Updated: Aug 27, 2019
Many families cite saving for children's or grandchildren's education as one of their top financial goals. If you are among this group, you may want to consider a 529 college savings plan or a Uniform Gifts (or Transfers) to Minors Act account (UGMA or UTMA) -- or some combination of these -- to help you achieve your objective.
Estate Planning Benefits
A 529 college savings plan offer severals key advantages. You maintain control of the investment, the money is removed from your taxable estate and there are no annual contribution limits -- although contributions in excess of $15,000 a year ($30,000 if a spouse joins in the gift) are generally subject to the federal gift tax. There is one exception: You may contribute five years' worth of gifts all at once, or $75,000 per beneficiary, providing you do not provide additional gifts to the same beneficiary during the remainder of the five-year period.1 Distributions for qualified education expenses are tax-free, and you may change the beneficiary to another qualified family member within certain guidelines.2
A 529 plan is designed to finance higher education, such as college or graduate school.
A Matter of Trust
If you are comfortable having the beneficiary control the investment, you may want to consider an UGMA or UTMA account, an irrevocable trust managed for the benefit of a minor. The account legally belongs to the minor, but the trustee controls it until the minor is age 18 or 21, depending on the state where the minor lives. Assets may be used for any purpose -- including education -- that benefits the minor.

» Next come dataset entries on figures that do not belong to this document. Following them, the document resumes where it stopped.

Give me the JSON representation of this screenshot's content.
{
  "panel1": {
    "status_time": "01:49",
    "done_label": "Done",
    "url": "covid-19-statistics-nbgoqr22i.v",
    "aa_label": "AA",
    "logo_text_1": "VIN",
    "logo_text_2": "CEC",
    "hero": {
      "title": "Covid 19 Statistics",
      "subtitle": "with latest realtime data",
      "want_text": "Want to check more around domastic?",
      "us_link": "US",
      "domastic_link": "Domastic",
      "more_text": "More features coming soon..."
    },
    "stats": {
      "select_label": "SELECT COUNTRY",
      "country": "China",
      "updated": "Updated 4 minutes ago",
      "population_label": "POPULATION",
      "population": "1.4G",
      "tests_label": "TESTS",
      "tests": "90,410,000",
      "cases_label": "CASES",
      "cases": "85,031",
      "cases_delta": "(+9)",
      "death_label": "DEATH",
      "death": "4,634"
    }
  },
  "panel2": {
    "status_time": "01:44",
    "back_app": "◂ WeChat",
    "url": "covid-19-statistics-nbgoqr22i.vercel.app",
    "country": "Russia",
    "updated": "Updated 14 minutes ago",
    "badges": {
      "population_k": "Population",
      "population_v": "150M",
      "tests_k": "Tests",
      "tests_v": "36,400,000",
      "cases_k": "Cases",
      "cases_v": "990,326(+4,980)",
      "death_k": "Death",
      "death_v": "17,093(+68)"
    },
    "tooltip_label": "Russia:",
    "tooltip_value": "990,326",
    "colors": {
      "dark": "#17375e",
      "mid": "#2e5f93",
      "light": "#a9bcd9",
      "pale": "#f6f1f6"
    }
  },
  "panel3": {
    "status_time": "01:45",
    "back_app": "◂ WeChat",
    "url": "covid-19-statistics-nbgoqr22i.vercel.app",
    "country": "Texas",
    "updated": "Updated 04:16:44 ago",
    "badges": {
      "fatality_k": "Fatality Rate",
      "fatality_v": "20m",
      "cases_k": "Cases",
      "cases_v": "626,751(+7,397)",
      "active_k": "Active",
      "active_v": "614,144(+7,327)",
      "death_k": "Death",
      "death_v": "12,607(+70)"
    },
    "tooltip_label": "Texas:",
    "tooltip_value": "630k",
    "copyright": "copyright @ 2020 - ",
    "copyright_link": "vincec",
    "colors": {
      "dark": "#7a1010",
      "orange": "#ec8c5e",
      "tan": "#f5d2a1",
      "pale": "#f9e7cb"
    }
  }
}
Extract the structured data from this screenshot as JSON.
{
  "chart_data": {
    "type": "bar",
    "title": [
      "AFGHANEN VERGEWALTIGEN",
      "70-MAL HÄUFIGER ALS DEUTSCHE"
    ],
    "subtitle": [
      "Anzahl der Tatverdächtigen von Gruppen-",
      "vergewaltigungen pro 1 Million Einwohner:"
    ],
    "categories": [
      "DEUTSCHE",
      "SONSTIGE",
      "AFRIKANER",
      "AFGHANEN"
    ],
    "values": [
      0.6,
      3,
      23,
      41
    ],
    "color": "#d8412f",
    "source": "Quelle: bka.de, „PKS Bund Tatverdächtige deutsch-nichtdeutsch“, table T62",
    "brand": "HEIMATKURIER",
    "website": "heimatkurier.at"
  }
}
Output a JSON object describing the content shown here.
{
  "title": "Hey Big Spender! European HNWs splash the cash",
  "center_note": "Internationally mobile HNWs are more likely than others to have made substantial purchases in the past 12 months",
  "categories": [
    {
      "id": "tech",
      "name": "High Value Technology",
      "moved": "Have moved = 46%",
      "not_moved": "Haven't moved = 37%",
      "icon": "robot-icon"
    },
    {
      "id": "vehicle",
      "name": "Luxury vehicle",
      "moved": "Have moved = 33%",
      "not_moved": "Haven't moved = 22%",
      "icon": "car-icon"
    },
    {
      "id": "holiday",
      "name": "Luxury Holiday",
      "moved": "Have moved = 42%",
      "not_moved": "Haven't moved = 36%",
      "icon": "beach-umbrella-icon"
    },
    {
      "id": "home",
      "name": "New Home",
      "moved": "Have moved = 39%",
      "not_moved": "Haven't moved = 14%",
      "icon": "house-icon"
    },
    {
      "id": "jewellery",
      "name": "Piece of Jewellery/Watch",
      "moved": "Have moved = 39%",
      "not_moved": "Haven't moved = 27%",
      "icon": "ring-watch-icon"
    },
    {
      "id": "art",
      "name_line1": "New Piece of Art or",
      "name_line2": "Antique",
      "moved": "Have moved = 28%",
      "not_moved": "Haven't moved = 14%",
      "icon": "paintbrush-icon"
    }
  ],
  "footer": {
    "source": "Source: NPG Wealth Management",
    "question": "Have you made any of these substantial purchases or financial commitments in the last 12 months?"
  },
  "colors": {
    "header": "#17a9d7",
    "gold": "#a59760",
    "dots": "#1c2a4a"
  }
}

You may want to review trends in college costs, your financial situation and other factors before selecting the most appropriate college planning strategy. Whatever you decide, your family is likely to benefit from one of life's greatest advantages -- the gift of an education.
1-If the account owner takes advantage of the five-year gift tax averaging rule and dies within five years of the funding date, the account owner's estate will receive only part of the deduction. Please consult your tax advisor. 2-Withdrawals used for expenses other than qualified education expenses may be subject to a 10% additional tax on earnings, as well as federal and state income taxes.